MOE Key Laboratory of Bioinformatics, Beijing Advanced Innovation Center for Structural Biology & Frontier Research Center for Biological Structure, Center for Synthetic and Systems Biology, School of Life Sciences, Tsinghua University, Beijing, 100084, China.
Tsinghua-Peking Center for Life Sciences, Beijing, 100084, China.
Nat Commun. 2022 Oct 17;13(1):6118. doi: 10.1038/s41467-022-33758-z.
Computational tools for integrative analyses of diverse single-cell experiments are facing formidable new challenges including dramatic increases in data scale, sample heterogeneity, and the need to informatively cross-reference new data with foundational datasets. Here, we present SCALEX, a deep-learning method that integrates single-cell data by projecting cells into a batch-invariant, common cell-embedding space in a truly online manner (i.e., without retraining the model). SCALEX substantially outperforms online iNMF and other state-of-the-art non-online integration methods on benchmark single-cell datasets of diverse modalities, (e.g., single-cell RNA sequencing, scRNA-seq, single-cell assay for transposase-accessible chromatin use sequencing, scATAC-seq), especially for datasets with partial overlaps, accurately aligning similar cell populations while retaining true biological differences. We showcase SCALEX's advantages by constructing continuously expandable single-cell atlases for human, mouse, and COVID-19 patients, each assembled from diverse data sources and growing with every new data. The online data integration capacity and superior performance makes SCALEX particularly appropriate for large-scale single-cell applications to build upon previous scientific insights.

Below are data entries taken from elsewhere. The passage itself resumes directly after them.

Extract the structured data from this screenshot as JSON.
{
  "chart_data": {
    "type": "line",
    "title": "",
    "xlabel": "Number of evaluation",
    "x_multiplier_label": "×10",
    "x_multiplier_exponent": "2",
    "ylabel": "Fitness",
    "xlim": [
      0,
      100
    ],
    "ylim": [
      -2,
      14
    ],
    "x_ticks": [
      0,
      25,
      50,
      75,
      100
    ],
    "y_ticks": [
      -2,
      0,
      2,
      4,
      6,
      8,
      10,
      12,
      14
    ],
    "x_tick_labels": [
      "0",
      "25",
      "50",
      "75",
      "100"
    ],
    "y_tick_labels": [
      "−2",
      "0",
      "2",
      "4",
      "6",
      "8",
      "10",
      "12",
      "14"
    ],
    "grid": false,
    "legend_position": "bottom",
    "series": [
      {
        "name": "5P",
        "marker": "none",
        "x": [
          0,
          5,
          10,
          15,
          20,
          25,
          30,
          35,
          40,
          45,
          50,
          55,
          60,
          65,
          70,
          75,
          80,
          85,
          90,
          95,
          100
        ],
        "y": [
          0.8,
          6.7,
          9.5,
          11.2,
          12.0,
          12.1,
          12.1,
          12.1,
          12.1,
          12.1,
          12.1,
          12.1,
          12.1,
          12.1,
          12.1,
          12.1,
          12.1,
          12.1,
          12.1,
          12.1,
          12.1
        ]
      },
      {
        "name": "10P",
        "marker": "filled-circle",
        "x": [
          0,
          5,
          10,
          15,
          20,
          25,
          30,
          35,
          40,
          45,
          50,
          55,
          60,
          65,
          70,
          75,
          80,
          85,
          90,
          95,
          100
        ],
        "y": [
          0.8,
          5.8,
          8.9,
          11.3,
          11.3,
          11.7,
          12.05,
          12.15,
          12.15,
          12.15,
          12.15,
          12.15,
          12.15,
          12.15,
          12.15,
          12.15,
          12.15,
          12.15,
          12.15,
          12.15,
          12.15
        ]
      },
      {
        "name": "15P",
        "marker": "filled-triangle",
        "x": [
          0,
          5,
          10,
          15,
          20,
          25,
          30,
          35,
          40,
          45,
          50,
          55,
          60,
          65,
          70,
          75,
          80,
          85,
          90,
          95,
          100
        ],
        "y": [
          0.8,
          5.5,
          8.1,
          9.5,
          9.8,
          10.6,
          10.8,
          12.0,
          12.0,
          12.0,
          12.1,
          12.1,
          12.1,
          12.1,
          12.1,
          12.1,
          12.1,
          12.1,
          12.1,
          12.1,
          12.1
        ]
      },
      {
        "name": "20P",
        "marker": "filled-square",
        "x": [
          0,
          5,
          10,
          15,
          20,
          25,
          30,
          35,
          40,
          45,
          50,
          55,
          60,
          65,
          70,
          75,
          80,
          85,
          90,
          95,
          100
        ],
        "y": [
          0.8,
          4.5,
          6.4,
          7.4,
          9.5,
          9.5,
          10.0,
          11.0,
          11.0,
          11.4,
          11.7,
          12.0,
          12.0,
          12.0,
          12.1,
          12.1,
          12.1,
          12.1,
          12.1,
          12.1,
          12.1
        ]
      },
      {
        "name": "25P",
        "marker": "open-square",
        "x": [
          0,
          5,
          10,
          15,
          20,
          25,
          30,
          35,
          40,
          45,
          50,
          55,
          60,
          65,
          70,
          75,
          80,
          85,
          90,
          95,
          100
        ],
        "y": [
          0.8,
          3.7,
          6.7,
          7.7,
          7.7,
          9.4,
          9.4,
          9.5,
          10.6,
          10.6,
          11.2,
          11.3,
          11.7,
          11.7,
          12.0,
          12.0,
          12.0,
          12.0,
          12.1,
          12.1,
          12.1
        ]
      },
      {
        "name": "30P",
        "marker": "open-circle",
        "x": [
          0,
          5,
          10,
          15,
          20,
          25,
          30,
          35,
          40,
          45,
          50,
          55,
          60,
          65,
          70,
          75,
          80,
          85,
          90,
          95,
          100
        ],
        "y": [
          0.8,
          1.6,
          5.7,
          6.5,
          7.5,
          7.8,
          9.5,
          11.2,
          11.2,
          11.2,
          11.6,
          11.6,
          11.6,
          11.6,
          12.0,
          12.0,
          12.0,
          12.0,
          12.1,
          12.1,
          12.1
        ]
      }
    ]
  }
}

用于综合分析各种单细胞实验的计算工具正面临着严峻的新挑战,包括数据规模的急剧增加、样本异质性以及需要将新数据与基础数据集进行有意义的交叉参考。在这里,我们提出了 SCALEX,这是一种深度学习方法,它以真正的在线方式(即无需重新训练模型)将细胞投影到批次不变的通用细胞嵌入空间中,从而整合单细胞数据。SCALEX 在各种模式的基准单细胞数据集(例如单细胞 RNA 测序、scRNA-seq、单细胞转座酶可及染色质测序、scATAC-seq)上的在线 iNMF 和其他最先进的非在线集成方法上表现出色,尤其是对于具有部分重叠的数据集,它能够准确地对齐相似的细胞群,同时保留真实的生物学差异。我们通过为人类、小鼠和 COVID-19 患者构建可连续扩展的单细胞图谱来展示 SCALEX 的优势,每个图谱都是由不同的数据源组装而成,并随着每一个新数据的加入而不断增长。在线数据集成能力和卓越的性能使 SCALEX 特别适合大规模的单细胞应用,以建立在以前的科学见解的基础上。